After both test performed, the radiologist was concerned with the white mass appearing on the screen scheduled me for a biopsy of the tumour. Hearing the word tumour freaked me out, however I was aware that it could still be called a tumour even when it’s benign. My biopsy was scheduled on September 7th 2017, two weeks after my mammogram and ultrasound. They supposedly gave a localised anaesthetic but to my horror did not work. The pain was excruciating, tearing flesh from my breast with four samples. I was shaking and tearing from the pain. Then I returned home waiting for the dreaded phone call. I made it pass a week without any calls. “Phew!” I thought at last I was not a priority at this point. Another week went by, and a third week went by… No news, good news as the expression goes. I felt the need to at least get a confirmation of the results so I personally called my GP. An appointment was scheduled for October 5th 2017. Walking into my GP’s office, he had a big smile on his face and asked ” So, what are the results?” I answered with an inquisitive look “What do you mean, I came here to GET the results?” So following this he added that we would look at them together. The diagnosis was 3 pages long, the first two had negative, negative, absent, absent written all over them. My GP responded with “you look fine, nothing to worry about” then he got to the last page, his sudden smile turned to a worried look. My heart sank. “What is it? Is there anything wrong?” There it was the added little paragraph at the bottom stating ***addendum patient has 2/3 carcinogenum, consultation required for surgery. My GP was confused and clearly did not know how to handle this. He scheduled me to seek the medical advice of an oncologist immediately. My appointment with the oncologist was the very next day, on October 6th 2017.

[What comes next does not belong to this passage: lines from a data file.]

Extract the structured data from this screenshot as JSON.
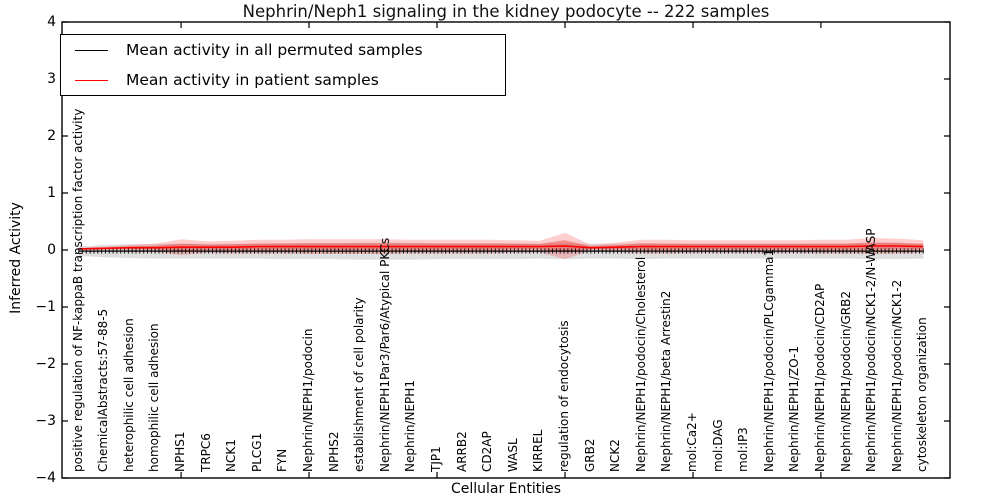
{
  "title": "Nephrin/Neph1 signaling in the kidney podocyte -- 222 samples",
  "axes": {
    "ylabel": "Inferred Activity",
    "xlabel": "Cellular Entities",
    "ylim": [
      -4,
      4
    ],
    "yticks": [
      {
        "v": 4,
        "label": "4"
      },
      {
        "v": 3,
        "label": "3"
      },
      {
        "v": 2,
        "label": "2"
      },
      {
        "v": 1,
        "label": "1"
      },
      {
        "v": 0,
        "label": "0"
      },
      {
        "v": -1,
        "label": "−1"
      },
      {
        "v": -2,
        "label": "−2"
      },
      {
        "v": -3,
        "label": "−3"
      },
      {
        "v": -4,
        "label": "−4"
      }
    ],
    "grid": false
  },
  "legend": {
    "position": "upper-left",
    "items": [
      {
        "label": "Mean activity in all permuted samples",
        "color": "#000000"
      },
      {
        "label": "Mean activity in patient samples",
        "color": "#ff0000"
      }
    ]
  },
  "colors": {
    "permuted_line": "#000000",
    "permuted_band": "rgba(110,110,110,0.22)",
    "patient_line": "#ff0000",
    "patient_band_outer": "rgba(255,50,50,0.24)",
    "patient_band_inner": "rgba(225,25,25,0.34)",
    "frame": "#000000"
  },
  "chart_data": {
    "type": "line",
    "title": "Nephrin/Neph1 signaling in the kidney podocyte -- 222 samples",
    "xlabel": "Cellular Entities",
    "ylabel": "Inferred Activity",
    "ylim": [
      -4,
      4
    ],
    "xticks_at": [
      5,
      10,
      15,
      20,
      25,
      30
    ],
    "sample_count": 222,
    "legend_position": "upper left",
    "categories": [
      "positive regulation of NF-kappaB transcription factor activity",
      "ChemicalAbstracts:57-88-5",
      "heterophilic cell adhesion",
      "homophilic cell adhesion",
      "NPHS1",
      "TRPC6",
      "NCK1",
      "PLCG1",
      "FYN",
      "Nephrin/NEPH1/podocin",
      "NPHS2",
      "establishment of cell polarity",
      "Nephrin/NEPH1Par3/Par6/Atypical PKCs",
      "Nephrin/NEPH1",
      "TJP1",
      "ARRB2",
      "CD2AP",
      "WASL",
      "KIRREL",
      "regulation of endocytosis",
      "GRB2",
      "NCK2",
      "Nephrin/NEPH1/podocin/Cholesterol",
      "Nephrin/NEPH1/beta Arrestin2",
      "mol:Ca2+",
      "mol:DAG",
      "mol:IP3",
      "Nephrin/NEPH1/podocin/PLCgamma1",
      "Nephrin/NEPH1/ZO-1",
      "Nephrin/NEPH1/podocin/CD2AP",
      "Nephrin/NEPH1/podocin/GRB2",
      "Nephrin/NEPH1/podocin/NCK1-2/N-WASP",
      "Nephrin/NEPH1/podocin/NCK1-2",
      "cytoskeleton organization"
    ],
    "series": [
      {
        "name": "Mean activity in all permuted samples",
        "color": "#000000",
        "values": [
          -0.02,
          -0.02,
          -0.02,
          -0.02,
          -0.02,
          -0.02,
          -0.02,
          -0.02,
          -0.02,
          -0.02,
          -0.02,
          -0.02,
          -0.02,
          -0.02,
          -0.02,
          -0.02,
          -0.02,
          -0.02,
          -0.02,
          -0.02,
          -0.02,
          -0.02,
          -0.02,
          -0.02,
          -0.02,
          -0.02,
          -0.02,
          -0.02,
          -0.02,
          -0.02,
          -0.02,
          -0.02,
          -0.02,
          -0.02
        ],
        "std": [
          0.08,
          0.11,
          0.12,
          0.13,
          0.13,
          0.13,
          0.13,
          0.13,
          0.14,
          0.14,
          0.14,
          0.15,
          0.15,
          0.15,
          0.14,
          0.14,
          0.14,
          0.14,
          0.13,
          0.14,
          0.13,
          0.13,
          0.14,
          0.13,
          0.13,
          0.13,
          0.13,
          0.13,
          0.13,
          0.13,
          0.13,
          0.14,
          0.14,
          0.13
        ]
      },
      {
        "name": "Mean activity in patient samples",
        "color": "#ff0000",
        "values": [
          0.02,
          0.03,
          0.04,
          0.04,
          0.05,
          0.05,
          0.05,
          0.06,
          0.06,
          0.06,
          0.06,
          0.06,
          0.06,
          0.06,
          0.06,
          0.06,
          0.06,
          0.06,
          0.06,
          0.07,
          0.04,
          0.05,
          0.06,
          0.06,
          0.06,
          0.06,
          0.06,
          0.06,
          0.06,
          0.06,
          0.06,
          0.07,
          0.07,
          0.06
        ],
        "std": [
          0.02,
          0.03,
          0.05,
          0.07,
          0.14,
          0.1,
          0.11,
          0.12,
          0.12,
          0.13,
          0.13,
          0.13,
          0.13,
          0.12,
          0.12,
          0.12,
          0.12,
          0.11,
          0.1,
          0.23,
          0.05,
          0.08,
          0.12,
          0.12,
          0.11,
          0.11,
          0.11,
          0.11,
          0.11,
          0.12,
          0.12,
          0.14,
          0.13,
          0.11
        ]
      }
    ]
  }
}
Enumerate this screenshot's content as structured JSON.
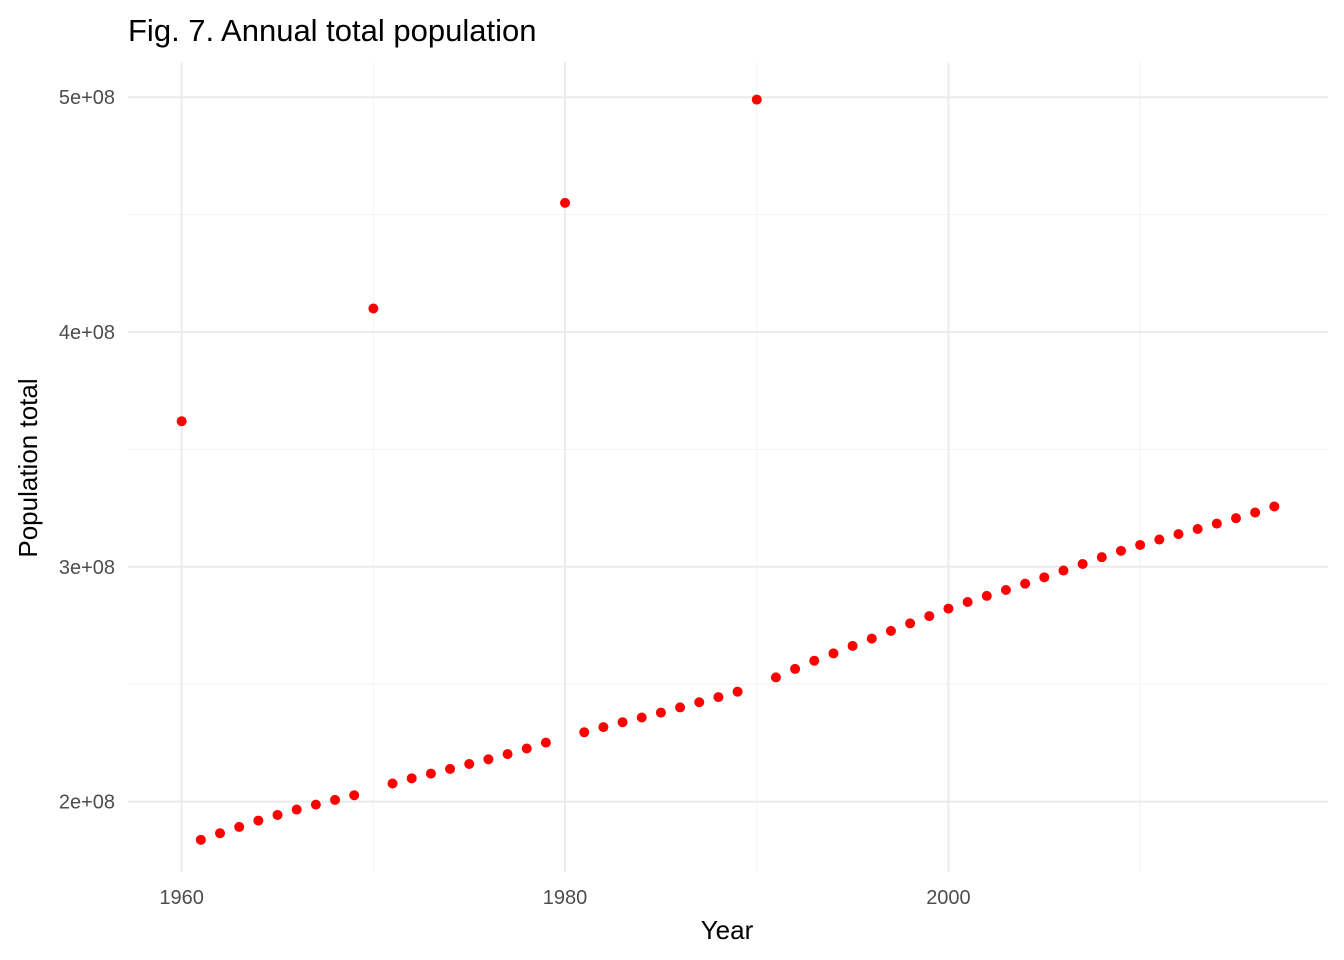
{
  "chart_data": {
    "type": "scatter",
    "title": "Fig. 7. Annual total population",
    "xlabel": "Year",
    "ylabel": "Population total",
    "xlim": [
      1957.2,
      2019.8
    ],
    "ylim": [
      170000000,
      515000000
    ],
    "x_ticks": [
      1960,
      1980,
      2000
    ],
    "x_tick_labels": [
      "1960",
      "1980",
      "2000"
    ],
    "y_ticks": [
      200000000,
      300000000,
      400000000,
      500000000
    ],
    "y_tick_labels": [
      "2e+08",
      "3e+08",
      "4e+08",
      "5e+08"
    ],
    "grid": true,
    "point_color": "#ff0000",
    "series": [
      {
        "x": [
          1960,
          1961,
          1962,
          1963,
          1964,
          1965,
          1966,
          1967,
          1968,
          1969,
          1970,
          1971,
          1972,
          1973,
          1974,
          1975,
          1976,
          1977,
          1978,
          1979,
          1980,
          1981,
          1982,
          1983,
          1984,
          1985,
          1986,
          1987,
          1988,
          1989,
          1990,
          1991,
          1992,
          1993,
          1994,
          1995,
          1996,
          1997,
          1998,
          1999,
          2000,
          2001,
          2002,
          2003,
          2004,
          2005,
          2006,
          2007,
          2008,
          2009,
          2010,
          2011,
          2012,
          2013,
          2014,
          2015,
          2016,
          2017
        ],
        "values": [
          362000000,
          183700000,
          186500000,
          189200000,
          191900000,
          194300000,
          196600000,
          198700000,
          200700000,
          202700000,
          410000000,
          207700000,
          209900000,
          211900000,
          213900000,
          216000000,
          218000000,
          220200000,
          222600000,
          225100000,
          455000000,
          229500000,
          231700000,
          233800000,
          235800000,
          237900000,
          240100000,
          242300000,
          244500000,
          246800000,
          499000000,
          252900000,
          256500000,
          260000000,
          263100000,
          266300000,
          269400000,
          272700000,
          275900000,
          279000000,
          282200000,
          285000000,
          287600000,
          290100000,
          292800000,
          295500000,
          298400000,
          301200000,
          304100000,
          306800000,
          309300000,
          311600000,
          313900000,
          316100000,
          318400000,
          320700000,
          323100000,
          325700000
        ]
      }
    ]
  }
}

Upon entering his office, he went right down to business and drew a diagram of a breast and told me we could do a partial mastectomy or a full mastectomy. I replied “Does this mean I have cancer?” a little dumbfounded.” Of course, you have invasive lobular mammary carcinoma” he replied. After that he continued with his scientific lingo to explain what and why he would be performing the things he would perform. Everything was a haze for me. My mind had naturally just shut off. From the moment I stepped out of that office I knew my life would never be the same again. I also knew that sugar fed cancer cells so I immediately eliminated all simple sugars out of my diet (turbanido, demerara, honey, maple syrup, agave nectar) as well as all grains (wheat, barley, rye, oats, corn, rice) since grains turn to sugar in your blood. Before embarking on a major research to acquire all the knowledge I could get my hands on, friends and family came pouring out and gave all their knowledge and concerns directly after my announcement. The reaching out was felt with such undeniable love for me. Thank you!